Do you have a favorite jacket? Maybe you inherited it from your father or grandmother. What if, one day, you are walking down the street, and a random person walking down the road offers you $100 for it? They show you three recent online sales where it sold for $95, $100 and $95. It is the exact same coat. Of course, you refuse.
It has sentimental value, and you would never sell it. But, they are incensed. This person simply cannot understand why you refuse to sell for fair market value. Luckily, no one can force you to sell your favorite jacket, but if you own a family plot of land or home, and the government comes for it, your luck has run out.
The process of eminent domain allows both state and federal governments to take your Maumee, Ohio, land and any improvements (homes, crops, barns, etc.) on it, even if you do not want to sell it. Of course, this taking is supposed to be for a public use, but often, these reported public uses are private uses or business uses masquerading as public benefits. You will receive what the government deems “just compensation,” or if you fight it in court, fair market value for the property, but rarely can you stop the taking itself.
The right of state and federal governments to take your land is enshrined in the constitution, but so is your right to receive just compensation. What this means is the vast majority of current litigation as courts have largely allowed governments to qualify anything as a public use.
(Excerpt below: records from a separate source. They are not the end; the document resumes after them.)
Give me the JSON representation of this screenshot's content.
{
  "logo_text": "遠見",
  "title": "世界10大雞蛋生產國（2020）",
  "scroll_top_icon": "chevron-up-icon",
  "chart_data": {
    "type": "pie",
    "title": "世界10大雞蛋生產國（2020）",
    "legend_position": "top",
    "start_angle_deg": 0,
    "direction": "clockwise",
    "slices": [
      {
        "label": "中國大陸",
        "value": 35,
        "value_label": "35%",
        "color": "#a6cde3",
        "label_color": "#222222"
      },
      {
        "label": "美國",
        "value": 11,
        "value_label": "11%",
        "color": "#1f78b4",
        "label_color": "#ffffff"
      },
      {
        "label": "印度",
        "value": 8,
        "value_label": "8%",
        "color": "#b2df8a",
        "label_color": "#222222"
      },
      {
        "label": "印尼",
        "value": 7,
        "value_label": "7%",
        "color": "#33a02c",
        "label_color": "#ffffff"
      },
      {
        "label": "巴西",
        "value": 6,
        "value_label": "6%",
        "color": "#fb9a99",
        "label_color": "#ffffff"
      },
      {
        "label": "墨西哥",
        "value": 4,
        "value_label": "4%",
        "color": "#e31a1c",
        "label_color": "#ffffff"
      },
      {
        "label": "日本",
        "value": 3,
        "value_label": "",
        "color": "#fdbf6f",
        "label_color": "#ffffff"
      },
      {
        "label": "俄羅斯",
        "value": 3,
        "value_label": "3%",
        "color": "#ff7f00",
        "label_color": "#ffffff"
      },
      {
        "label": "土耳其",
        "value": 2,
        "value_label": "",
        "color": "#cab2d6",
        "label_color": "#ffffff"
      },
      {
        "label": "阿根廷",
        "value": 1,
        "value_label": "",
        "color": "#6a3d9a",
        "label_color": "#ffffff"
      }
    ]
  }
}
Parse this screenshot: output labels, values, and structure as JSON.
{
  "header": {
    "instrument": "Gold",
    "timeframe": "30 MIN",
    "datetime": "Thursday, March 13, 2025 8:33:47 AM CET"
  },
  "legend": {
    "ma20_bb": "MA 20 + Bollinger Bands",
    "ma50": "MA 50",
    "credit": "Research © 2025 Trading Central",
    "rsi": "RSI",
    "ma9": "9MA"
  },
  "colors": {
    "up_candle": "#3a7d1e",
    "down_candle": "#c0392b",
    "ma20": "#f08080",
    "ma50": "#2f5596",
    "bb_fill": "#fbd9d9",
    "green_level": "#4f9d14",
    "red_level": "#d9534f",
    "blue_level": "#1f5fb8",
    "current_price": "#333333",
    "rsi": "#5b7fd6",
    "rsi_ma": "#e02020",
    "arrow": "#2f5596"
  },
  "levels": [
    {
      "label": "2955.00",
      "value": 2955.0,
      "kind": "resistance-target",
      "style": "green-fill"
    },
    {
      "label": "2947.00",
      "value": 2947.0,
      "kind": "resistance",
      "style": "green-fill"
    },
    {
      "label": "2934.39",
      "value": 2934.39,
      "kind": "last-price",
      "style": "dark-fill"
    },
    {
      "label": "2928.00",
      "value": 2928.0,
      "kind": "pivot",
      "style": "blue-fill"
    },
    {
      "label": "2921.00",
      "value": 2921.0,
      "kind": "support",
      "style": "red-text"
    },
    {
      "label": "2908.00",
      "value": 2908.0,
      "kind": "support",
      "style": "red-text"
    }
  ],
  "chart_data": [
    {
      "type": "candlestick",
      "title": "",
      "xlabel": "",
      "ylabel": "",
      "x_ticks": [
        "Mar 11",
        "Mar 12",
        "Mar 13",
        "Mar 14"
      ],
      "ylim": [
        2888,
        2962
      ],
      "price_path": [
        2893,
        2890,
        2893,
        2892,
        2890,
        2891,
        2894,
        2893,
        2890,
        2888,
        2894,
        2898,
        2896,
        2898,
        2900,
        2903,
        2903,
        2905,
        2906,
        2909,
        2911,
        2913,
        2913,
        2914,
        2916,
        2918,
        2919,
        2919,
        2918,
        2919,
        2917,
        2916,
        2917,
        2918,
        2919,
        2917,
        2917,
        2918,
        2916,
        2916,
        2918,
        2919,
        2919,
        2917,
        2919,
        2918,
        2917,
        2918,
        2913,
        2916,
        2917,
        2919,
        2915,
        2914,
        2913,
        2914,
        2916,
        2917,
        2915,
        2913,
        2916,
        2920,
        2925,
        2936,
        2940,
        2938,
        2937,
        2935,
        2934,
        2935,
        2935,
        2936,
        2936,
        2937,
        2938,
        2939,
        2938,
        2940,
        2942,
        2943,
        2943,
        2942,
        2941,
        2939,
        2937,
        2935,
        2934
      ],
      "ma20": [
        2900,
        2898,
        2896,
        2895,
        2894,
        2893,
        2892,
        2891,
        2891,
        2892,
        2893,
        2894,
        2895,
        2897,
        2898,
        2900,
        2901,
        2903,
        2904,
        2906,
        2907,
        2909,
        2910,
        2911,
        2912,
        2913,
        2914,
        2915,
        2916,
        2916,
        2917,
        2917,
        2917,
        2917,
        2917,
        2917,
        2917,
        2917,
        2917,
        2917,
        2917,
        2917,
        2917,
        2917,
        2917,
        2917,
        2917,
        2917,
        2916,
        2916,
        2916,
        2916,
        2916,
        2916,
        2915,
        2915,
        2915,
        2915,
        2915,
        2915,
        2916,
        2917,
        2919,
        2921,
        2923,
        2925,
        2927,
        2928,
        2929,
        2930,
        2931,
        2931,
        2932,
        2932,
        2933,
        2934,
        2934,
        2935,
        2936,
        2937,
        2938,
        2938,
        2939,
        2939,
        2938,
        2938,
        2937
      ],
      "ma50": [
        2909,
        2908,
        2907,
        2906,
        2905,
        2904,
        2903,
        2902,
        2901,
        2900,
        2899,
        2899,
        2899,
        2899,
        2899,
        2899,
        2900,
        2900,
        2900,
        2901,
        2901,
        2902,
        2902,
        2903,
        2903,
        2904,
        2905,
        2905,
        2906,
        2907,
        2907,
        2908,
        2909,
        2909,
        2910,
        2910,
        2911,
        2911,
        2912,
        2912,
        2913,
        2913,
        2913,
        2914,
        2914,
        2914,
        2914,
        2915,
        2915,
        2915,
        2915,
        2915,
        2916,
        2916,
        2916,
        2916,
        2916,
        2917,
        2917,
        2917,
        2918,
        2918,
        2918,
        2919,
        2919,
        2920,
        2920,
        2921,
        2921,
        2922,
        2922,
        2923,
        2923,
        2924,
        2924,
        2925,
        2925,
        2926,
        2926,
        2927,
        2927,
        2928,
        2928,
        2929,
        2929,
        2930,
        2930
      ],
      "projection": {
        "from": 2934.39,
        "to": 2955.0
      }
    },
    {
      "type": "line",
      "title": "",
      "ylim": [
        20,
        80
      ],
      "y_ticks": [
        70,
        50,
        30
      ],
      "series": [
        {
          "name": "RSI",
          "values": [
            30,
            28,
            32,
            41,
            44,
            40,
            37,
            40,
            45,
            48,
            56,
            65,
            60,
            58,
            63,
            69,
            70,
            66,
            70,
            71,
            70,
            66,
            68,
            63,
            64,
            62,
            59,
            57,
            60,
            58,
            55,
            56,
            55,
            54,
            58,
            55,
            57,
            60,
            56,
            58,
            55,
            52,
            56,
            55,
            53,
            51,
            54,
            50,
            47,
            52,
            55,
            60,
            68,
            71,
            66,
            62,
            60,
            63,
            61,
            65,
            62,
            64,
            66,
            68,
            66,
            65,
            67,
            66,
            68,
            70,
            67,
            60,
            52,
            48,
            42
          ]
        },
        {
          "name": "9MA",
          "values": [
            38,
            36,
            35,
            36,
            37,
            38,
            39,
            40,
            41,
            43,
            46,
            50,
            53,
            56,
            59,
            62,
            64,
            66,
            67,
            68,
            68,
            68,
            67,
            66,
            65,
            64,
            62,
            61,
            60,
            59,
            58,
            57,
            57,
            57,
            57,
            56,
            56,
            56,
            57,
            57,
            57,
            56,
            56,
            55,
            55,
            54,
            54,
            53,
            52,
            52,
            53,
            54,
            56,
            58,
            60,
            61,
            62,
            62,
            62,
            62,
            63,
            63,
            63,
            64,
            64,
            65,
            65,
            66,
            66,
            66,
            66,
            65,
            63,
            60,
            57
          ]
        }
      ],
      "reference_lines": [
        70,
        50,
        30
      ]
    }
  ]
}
Unfortunately, since you are not a willing seller, the buyer is not engaging in a good-faith negotiation.
The government, in essence, is engaging in a forced sale. This means, in trying to determine fair market value, they are creating a legal fiction of a phantom seller, which is not you, and a disinterested buyer, which is not the government, over the value of your greater Toledo metro area property that does not have special values, which it does by the very fact that there is an eminent domain action. As a result, to call whatever conclusion the courts reach as “just” is laughable, but it is why you need counsel to maximize that value.
Eminent domain is not done unilaterally
While the government may act like the eminent domain price is a forgone conclusion, it is not. The price they offer to pay upfront is just that, an offer. However, that amount can be litigated and increased with the help of expert northwest Ohio witnesses and counselors.